Ich hob meinen Blick.
— Nein, Mama. Es ist nicht meine Entscheidung. Es ist nicht mehr.

Ich wandte mich an Ana, gab ihr den Blumenstrauß in die Hand und sagte einfach:
— Geh.

Sie versuchte zu protestieren. Sie wollte meine Hand berühren. Aber ich machte einen Schritt zurück.
— Was du getan hast, ist unverzeihlich. Und wenn du heute dazu fähig warst, was könnte ich dann in meinem restlichen Leben von dir erwarten?

Sie ging weinend, ihre Absätze gruben sich in den Gartenboden.

Die Zeremonie wurde abgesagt. Die Gäste begannen zu gehen, einige flüsterten, andere mit gesenktem Kopf. Aber ich blieb dort, neben meiner Mutter. Ich nahm ihre Hand, wischte ihre Tränen weg und sagte:

— Lass uns trotzdem tanzen. Nur wir beide.

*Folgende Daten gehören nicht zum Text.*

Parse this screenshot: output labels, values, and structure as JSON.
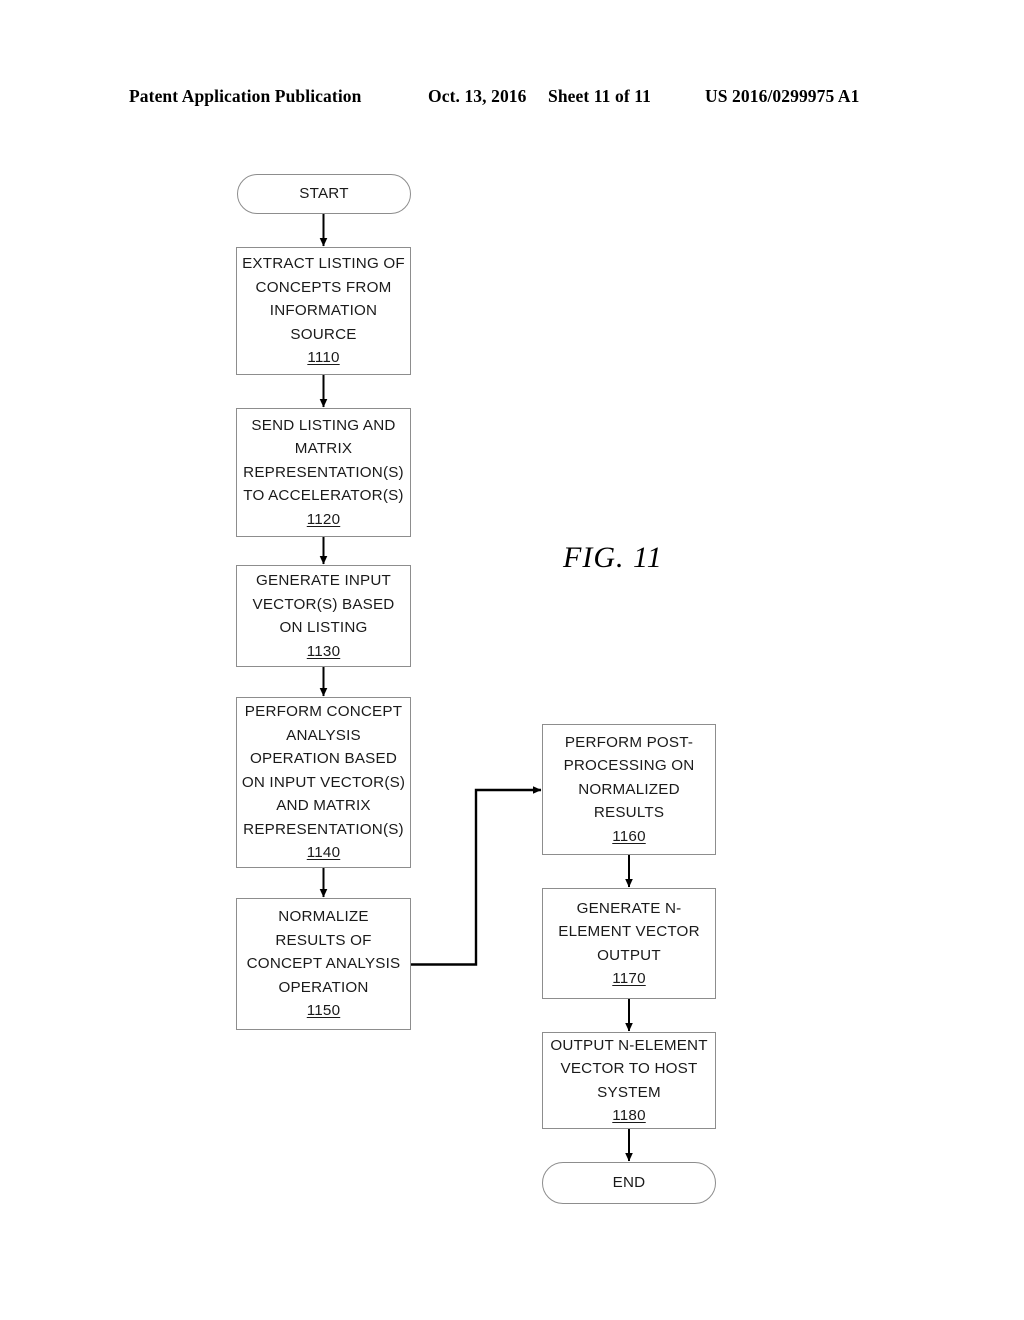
{
  "header": {
    "publication": "Patent Application Publication",
    "date": "Oct. 13, 2016",
    "sheet": "Sheet 11 of 11",
    "document_number": "US 2016/0299975 A1"
  },
  "figure": {
    "label": "FIG. 11"
  },
  "flowchart": {
    "nodes": [
      {
        "id": "start",
        "shape": "terminal",
        "text": "START",
        "ref": ""
      },
      {
        "id": "step-1110",
        "shape": "process",
        "text": "EXTRACT LISTING OF\nCONCEPTS FROM\nINFORMATION\nSOURCE",
        "ref": "1110"
      },
      {
        "id": "step-1120",
        "shape": "process",
        "text": "SEND LISTING AND\nMATRIX\nREPRESENTATION(S)\nTO ACCELERATOR(S)",
        "ref": "1120"
      },
      {
        "id": "step-1130",
        "shape": "process",
        "text": "GENERATE INPUT\nVECTOR(S) BASED\nON LISTING",
        "ref": "1130"
      },
      {
        "id": "step-1140",
        "shape": "process",
        "text": "PERFORM CONCEPT\nANALYSIS\nOPERATION BASED\nON INPUT VECTOR(S)\nAND MATRIX\nREPRESENTATION(S)",
        "ref": "1140"
      },
      {
        "id": "step-1150",
        "shape": "process",
        "text": "NORMALIZE\nRESULTS OF\nCONCEPT ANALYSIS\nOPERATION",
        "ref": "1150"
      },
      {
        "id": "step-1160",
        "shape": "process",
        "text": "PERFORM POST-\nPROCESSING ON\nNORMALIZED\nRESULTS",
        "ref": "1160"
      },
      {
        "id": "step-1170",
        "shape": "process",
        "text": "GENERATE N-\nELEMENT VECTOR\nOUTPUT",
        "ref": "1170"
      },
      {
        "id": "step-1180",
        "shape": "process",
        "text": "OUTPUT N-ELEMENT\nVECTOR TO HOST\nSYSTEM",
        "ref": "1180"
      },
      {
        "id": "end",
        "shape": "terminal",
        "text": "END",
        "ref": ""
      }
    ],
    "flow_order": [
      "start",
      "step-1110",
      "step-1120",
      "step-1130",
      "step-1140",
      "step-1150",
      "step-1160",
      "step-1170",
      "step-1180",
      "end"
    ],
    "colors": {
      "node_border": "#8d8d8d",
      "connector": "#000000",
      "text": "#1a1a1a",
      "background": "#ffffff"
    }
  }
}
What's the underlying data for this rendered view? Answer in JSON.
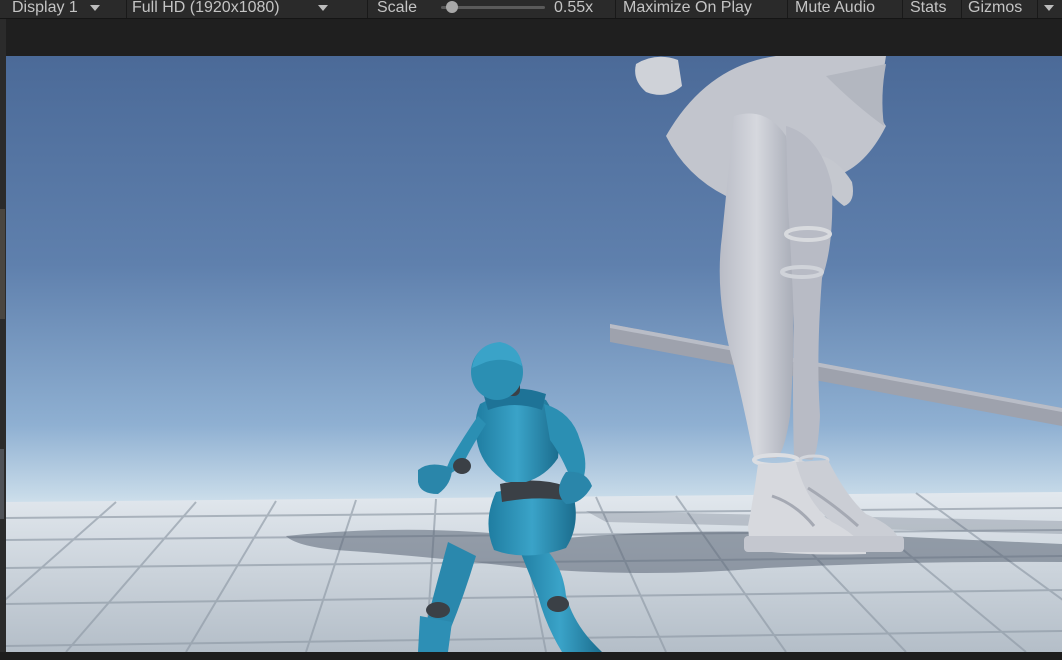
{
  "toolbar": {
    "display_label": "Display 1",
    "resolution_label": "Full HD (1920x1080)",
    "scale_label": "Scale",
    "scale_value_text": "0.55x",
    "scale_fraction": 0.05,
    "maximize_label": "Maximize On Play",
    "mute_label": "Mute Audio",
    "stats_label": "Stats",
    "gizmos_label": "Gizmos"
  },
  "colors": {
    "toolbar_bg": "#2a2a2a",
    "toolbar_text": "#c4c4c4",
    "sky_top": "#4d6b98",
    "sky_horizon": "#e6f0f6",
    "floor": "#c7cfd8",
    "player_body": "#2b8fb3",
    "player_joints": "#3a3f45",
    "statue": "#c9ccd3"
  },
  "icons": {
    "dropdown": "chevron-down-icon",
    "slider": "slider-knob-icon"
  }
}
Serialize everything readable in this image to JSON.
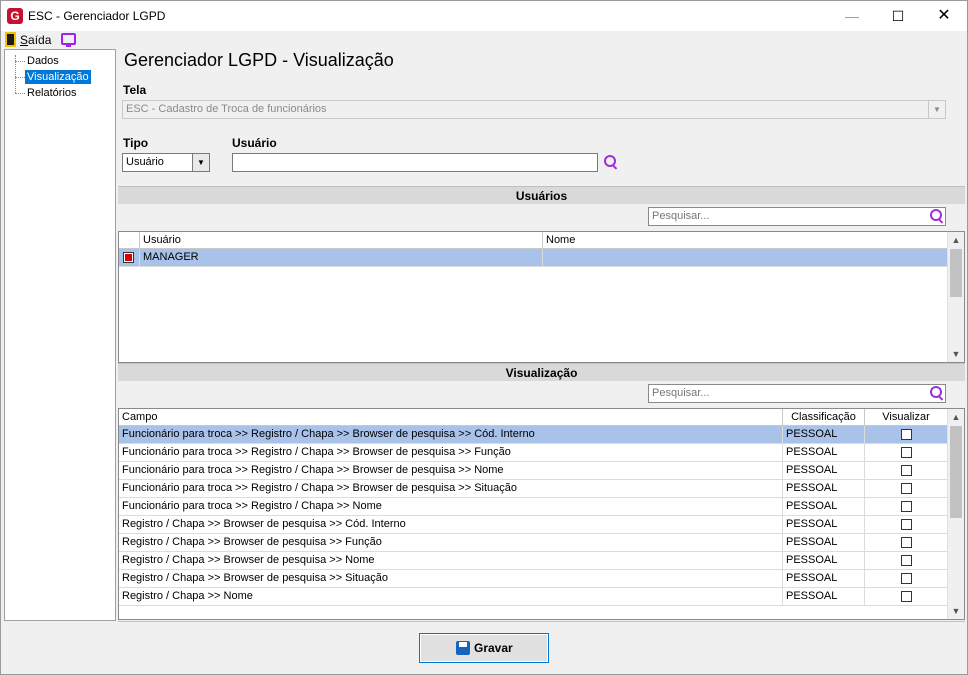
{
  "window": {
    "title": "ESC - Gerenciador LGPD",
    "logo_letter": "G",
    "min_glyph": "—",
    "max_glyph": "☐",
    "close_glyph": "✕"
  },
  "menu": {
    "exit_label": "Saída"
  },
  "tree": {
    "items": [
      "Dados",
      "Visualização",
      "Relatórios"
    ],
    "selected": "Visualização"
  },
  "page_title": "Gerenciador LGPD - Visualização",
  "tela": {
    "label": "Tela",
    "value": "ESC - Cadastro de Troca de funcionários"
  },
  "tipo": {
    "label": "Tipo",
    "value": "Usuário"
  },
  "usuario": {
    "label": "Usuário",
    "value": ""
  },
  "usuarios_section": {
    "header": "Usuários",
    "search_placeholder": "Pesquisar...",
    "columns": [
      "Usuário",
      "Nome"
    ],
    "rows": [
      {
        "checked": true,
        "usuario": "MANAGER",
        "nome": "",
        "selected": true
      }
    ]
  },
  "visualizacao_section": {
    "header": "Visualização",
    "search_placeholder": "Pesquisar...",
    "columns": [
      "Campo",
      "Classificação",
      "Visualizar"
    ],
    "rows": [
      {
        "campo": "Funcionário para troca >> Registro / Chapa  >> Browser de pesquisa >> Cód. Interno",
        "classificacao": "PESSOAL",
        "visualizar": false,
        "selected": true
      },
      {
        "campo": "Funcionário para troca >> Registro / Chapa  >> Browser de pesquisa >> Função",
        "classificacao": "PESSOAL",
        "visualizar": false
      },
      {
        "campo": "Funcionário para troca >> Registro / Chapa  >> Browser de pesquisa >> Nome",
        "classificacao": "PESSOAL",
        "visualizar": false
      },
      {
        "campo": "Funcionário para troca >> Registro / Chapa  >> Browser de pesquisa >> Situação",
        "classificacao": "PESSOAL",
        "visualizar": false
      },
      {
        "campo": "Funcionário para troca >> Registro / Chapa >> Nome",
        "classificacao": "PESSOAL",
        "visualizar": false
      },
      {
        "campo": "Registro / Chapa >> Browser de pesquisa >> Cód. Interno",
        "classificacao": "PESSOAL",
        "visualizar": false
      },
      {
        "campo": "Registro / Chapa >> Browser de pesquisa >> Função",
        "classificacao": "PESSOAL",
        "visualizar": false
      },
      {
        "campo": "Registro / Chapa >> Browser de pesquisa >> Nome",
        "classificacao": "PESSOAL",
        "visualizar": false
      },
      {
        "campo": "Registro / Chapa >> Browser de pesquisa >> Situação",
        "classificacao": "PESSOAL",
        "visualizar": false
      },
      {
        "campo": "Registro / Chapa >> Nome",
        "classificacao": "PESSOAL",
        "visualizar": false
      }
    ]
  },
  "save_button": {
    "label": "Gravar"
  },
  "colors": {
    "selection_row": "#a9c2ea",
    "tree_selection": "#0078d7",
    "search_icon": "#9b30d9",
    "logo": "#c8102e"
  },
  "icons": [
    "app-logo-icon",
    "exit-door-icon",
    "monitor-icon",
    "search-icon",
    "save-disk-icon",
    "chevron-up-icon",
    "chevron-down-icon",
    "checkbox-icon"
  ]
}
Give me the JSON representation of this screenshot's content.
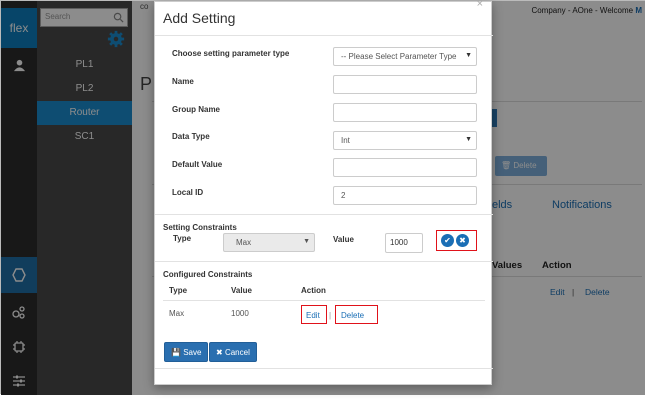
{
  "rail": {
    "logo": "flex"
  },
  "subnav": {
    "search_placeholder": "Search",
    "items": [
      {
        "label": "PL1"
      },
      {
        "label": "PL2"
      },
      {
        "label": "Router"
      },
      {
        "label": "SC1"
      }
    ]
  },
  "background": {
    "crumb": "co",
    "company_prefix": "Company - AOne - Welcome ",
    "company_initial": "M",
    "title_fragment": "P",
    "delete_label": "Delete",
    "tab_fields": "elds",
    "tab_notifications": "Notifications",
    "col_values": "Values",
    "col_action": "Action",
    "edit_link": "Edit",
    "pipe": "|",
    "delete_link": "Delete"
  },
  "modal": {
    "title": "Add Setting",
    "close": "×",
    "fields": {
      "param_type_label": "Choose setting parameter type",
      "param_type_value": "-- Please Select Parameter Type",
      "name_label": "Name",
      "name_value": "",
      "group_name_label": "Group Name",
      "group_name_value": "",
      "data_type_label": "Data Type",
      "data_type_value": "Int",
      "default_value_label": "Default Value",
      "default_value_value": "",
      "local_id_label": "Local ID",
      "local_id_value": "2"
    },
    "constraints": {
      "section_label": "Setting Constraints",
      "type_label": "Type",
      "type_value": "Max",
      "value_label": "Value",
      "value_value": "1000"
    },
    "configured": {
      "section_label": "Configured Constraints",
      "headers": {
        "type": "Type",
        "value": "Value",
        "action": "Action"
      },
      "rows": [
        {
          "type": "Max",
          "value": "1000",
          "edit": "Edit",
          "pipe": "|",
          "delete": "Delete"
        }
      ]
    },
    "buttons": {
      "save": "Save",
      "cancel": "Cancel"
    }
  },
  "colors": {
    "accent": "#1a6eb5",
    "highlight": "#e0121a",
    "rail_bg": "#2d2d2d",
    "subnav_active": "#1a8dd0"
  }
}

Und in diesem Moment, in der herzzerreißenden Stille einer unvollendeten Hochzeit, tanzten Mutter und Tochter unter dem offenen Himmel, und ihre Liebe war die einzige Musik, die zählte.

Dieses Werk ist inspiriert von realen Ereignissen und Personen, wurde jedoch zu kreativen Zwecken fiktionalisiert. Namen, Charaktere und Details wurden geändert, um die Privatsphäre zu schützen und die Erzählung zu verbessern. Jede Ähnlichkeit mit lebenden oder verstorbenen Personen oder mit realen Ereignissen ist rein zufällig und nicht beabsichtigt vom Autor.

Der Autor und der Herausgeber übernehmen keine Verantwortung für die Genauigkeit der Ereignisse oder für die Art und Weise, wie die Charaktere dargestellt werden, und sind nicht verantwortlich für mögliche Fehlinterpretationen. Diese Geschichte wird „wie sie ist“ angeboten, und alle geäußerten Meinungen gehören den Charakteren und spiegeln nicht die Ansichten des Autors oder des Herausgebers wider.